Tessa, like many vampires, is unapologetically willing to ruin the lives of others in pursuit of even the pettiest of goals. It's what Suzanna would find so endearing about her, were she not so busy being horrified.
She goes to Portland.
He doesn't look like the typical ranting vagrants; more beseeching, like someone who saw something impossible and just can't let go of it. It's likely that Addy has seen that face on mortals before.
It is a very tasty sort of face. Addy goes up to him and makes it clear that she believes him and says she has a cousin in the government who can handle this kind of thing will he please show her where in the woods. Then she eats him. Then she follows the wet dog smell.
"Hello," says the girl cautiously. "I'm a witch, and I could kill you. I feel like getting that out of the way."
"Please don't kill me," says Addy. "I don't want to kill you. There was somebody who couldn't keep his mouth shut raving about having seen you; do you need help lying low?"
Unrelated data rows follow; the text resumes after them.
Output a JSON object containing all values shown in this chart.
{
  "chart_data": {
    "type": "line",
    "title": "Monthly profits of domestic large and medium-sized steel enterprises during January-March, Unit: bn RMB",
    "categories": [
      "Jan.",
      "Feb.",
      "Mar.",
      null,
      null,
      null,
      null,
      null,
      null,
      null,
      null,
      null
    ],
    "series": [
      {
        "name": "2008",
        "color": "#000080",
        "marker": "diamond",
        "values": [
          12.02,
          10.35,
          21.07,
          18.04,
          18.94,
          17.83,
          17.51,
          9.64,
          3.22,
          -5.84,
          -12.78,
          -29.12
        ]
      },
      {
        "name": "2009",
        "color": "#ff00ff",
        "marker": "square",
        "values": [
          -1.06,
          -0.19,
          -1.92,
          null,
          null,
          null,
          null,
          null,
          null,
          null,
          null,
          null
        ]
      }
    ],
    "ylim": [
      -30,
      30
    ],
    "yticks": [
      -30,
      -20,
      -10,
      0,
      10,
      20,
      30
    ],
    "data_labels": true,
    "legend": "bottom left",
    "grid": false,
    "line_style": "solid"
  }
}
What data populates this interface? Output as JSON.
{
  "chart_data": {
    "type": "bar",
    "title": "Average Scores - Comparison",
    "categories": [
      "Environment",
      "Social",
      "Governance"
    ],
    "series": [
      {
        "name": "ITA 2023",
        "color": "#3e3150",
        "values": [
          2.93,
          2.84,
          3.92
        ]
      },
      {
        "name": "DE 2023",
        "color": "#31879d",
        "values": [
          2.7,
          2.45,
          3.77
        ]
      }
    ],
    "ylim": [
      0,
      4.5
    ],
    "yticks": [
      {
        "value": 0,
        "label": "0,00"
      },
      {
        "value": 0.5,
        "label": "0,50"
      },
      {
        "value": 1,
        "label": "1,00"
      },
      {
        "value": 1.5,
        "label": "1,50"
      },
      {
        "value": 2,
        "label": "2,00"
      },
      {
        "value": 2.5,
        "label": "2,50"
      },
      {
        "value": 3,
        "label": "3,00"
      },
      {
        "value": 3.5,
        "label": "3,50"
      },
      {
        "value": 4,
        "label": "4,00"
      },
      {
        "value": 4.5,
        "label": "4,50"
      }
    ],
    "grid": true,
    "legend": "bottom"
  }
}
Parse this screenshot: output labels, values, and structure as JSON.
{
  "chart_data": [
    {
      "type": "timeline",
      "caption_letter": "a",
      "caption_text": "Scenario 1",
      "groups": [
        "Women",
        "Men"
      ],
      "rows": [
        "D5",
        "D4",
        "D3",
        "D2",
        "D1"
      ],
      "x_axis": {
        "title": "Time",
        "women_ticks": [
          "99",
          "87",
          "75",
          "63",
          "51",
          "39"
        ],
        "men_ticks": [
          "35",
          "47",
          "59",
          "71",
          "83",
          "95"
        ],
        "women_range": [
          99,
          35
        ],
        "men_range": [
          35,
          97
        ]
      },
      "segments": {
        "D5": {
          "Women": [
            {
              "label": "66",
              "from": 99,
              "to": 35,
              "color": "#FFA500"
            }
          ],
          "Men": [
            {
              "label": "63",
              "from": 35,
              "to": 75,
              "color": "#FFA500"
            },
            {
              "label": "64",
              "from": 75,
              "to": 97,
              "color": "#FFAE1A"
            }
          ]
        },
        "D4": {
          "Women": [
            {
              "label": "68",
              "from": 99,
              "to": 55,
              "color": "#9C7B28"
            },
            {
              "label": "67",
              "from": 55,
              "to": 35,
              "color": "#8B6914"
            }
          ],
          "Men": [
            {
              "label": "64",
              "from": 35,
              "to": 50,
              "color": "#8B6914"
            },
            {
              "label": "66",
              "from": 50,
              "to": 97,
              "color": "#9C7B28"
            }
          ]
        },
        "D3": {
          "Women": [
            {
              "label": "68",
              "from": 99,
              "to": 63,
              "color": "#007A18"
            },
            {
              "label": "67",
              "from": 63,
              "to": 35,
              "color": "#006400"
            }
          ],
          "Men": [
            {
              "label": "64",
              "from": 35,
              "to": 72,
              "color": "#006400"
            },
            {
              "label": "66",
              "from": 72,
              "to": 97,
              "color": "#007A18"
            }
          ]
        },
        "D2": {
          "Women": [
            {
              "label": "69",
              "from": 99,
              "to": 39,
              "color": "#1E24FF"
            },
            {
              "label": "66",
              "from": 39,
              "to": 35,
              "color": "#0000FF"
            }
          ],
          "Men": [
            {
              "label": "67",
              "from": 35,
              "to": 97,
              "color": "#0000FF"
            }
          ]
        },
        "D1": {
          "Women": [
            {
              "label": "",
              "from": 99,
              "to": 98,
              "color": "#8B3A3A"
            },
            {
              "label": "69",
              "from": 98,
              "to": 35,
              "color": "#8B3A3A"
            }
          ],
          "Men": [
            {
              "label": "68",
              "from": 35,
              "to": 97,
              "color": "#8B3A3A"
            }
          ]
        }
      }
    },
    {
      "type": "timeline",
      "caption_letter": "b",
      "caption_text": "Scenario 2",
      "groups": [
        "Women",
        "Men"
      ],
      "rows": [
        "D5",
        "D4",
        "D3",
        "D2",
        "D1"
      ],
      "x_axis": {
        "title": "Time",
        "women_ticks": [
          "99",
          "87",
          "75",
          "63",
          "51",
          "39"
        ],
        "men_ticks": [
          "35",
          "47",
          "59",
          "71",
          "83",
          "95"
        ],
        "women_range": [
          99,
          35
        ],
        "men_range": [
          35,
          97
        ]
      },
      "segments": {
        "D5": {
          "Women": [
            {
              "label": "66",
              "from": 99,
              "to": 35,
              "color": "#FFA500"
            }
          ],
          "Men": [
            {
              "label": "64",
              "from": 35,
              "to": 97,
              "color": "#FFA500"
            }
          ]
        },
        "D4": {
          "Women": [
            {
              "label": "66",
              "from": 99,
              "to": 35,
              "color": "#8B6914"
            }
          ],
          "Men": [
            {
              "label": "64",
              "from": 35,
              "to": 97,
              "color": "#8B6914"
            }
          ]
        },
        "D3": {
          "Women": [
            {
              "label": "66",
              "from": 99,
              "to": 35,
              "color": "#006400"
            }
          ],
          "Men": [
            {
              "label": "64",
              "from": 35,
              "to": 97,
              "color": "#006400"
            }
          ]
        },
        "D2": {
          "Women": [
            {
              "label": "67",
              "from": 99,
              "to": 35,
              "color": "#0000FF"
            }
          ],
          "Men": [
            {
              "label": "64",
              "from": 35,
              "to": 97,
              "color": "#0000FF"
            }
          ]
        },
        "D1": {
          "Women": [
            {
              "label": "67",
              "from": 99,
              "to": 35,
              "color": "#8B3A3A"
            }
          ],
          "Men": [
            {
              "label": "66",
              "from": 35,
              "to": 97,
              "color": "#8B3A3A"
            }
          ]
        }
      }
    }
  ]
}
"I don't want to kill you," the girl sighs. "I'm just aware that you're a vampire and I'm potentially a tasty snack. And help with lying low would be lovely; I tried to shut that guy up but I missed and killed a tree instead. What's your angle? Vampires aren't usually very altruistic."
"Oh, I ate him, don't worry about him, or yourself, I'm not hungry now," says Addy. "I'm not altruistic. I'm a magic nerd. I can copy witch powers! And often improve them, too, with a simultaneously insider and outsider perspective on how they work. Do you want references? I have given lessons to and then left totally unharmed lots of human witches. Off the top of my head there's one with a phone and a pack-a-day habit that makes her very definitively not a vampire from sound alone, if that helps."
"Anyone with human contacts they haven't killed is safer than most of the greater vampire community," mutters the boy, slowly relaxing out of his crouch. "And it helps that you're not pretending to be nice. We'll want that phone number, though. And maybe another one for safety's sake."
"Cigarette lady's only four time zones away since her study abroad ended, do you want me to call her now? Before this I was in Asia for a while, Europe before that. They'll be asleep and don't speak English, and people I met before that have likely changed phone numbers or died of old age already. Do either of you know Czech? I know a nocturnal Czech."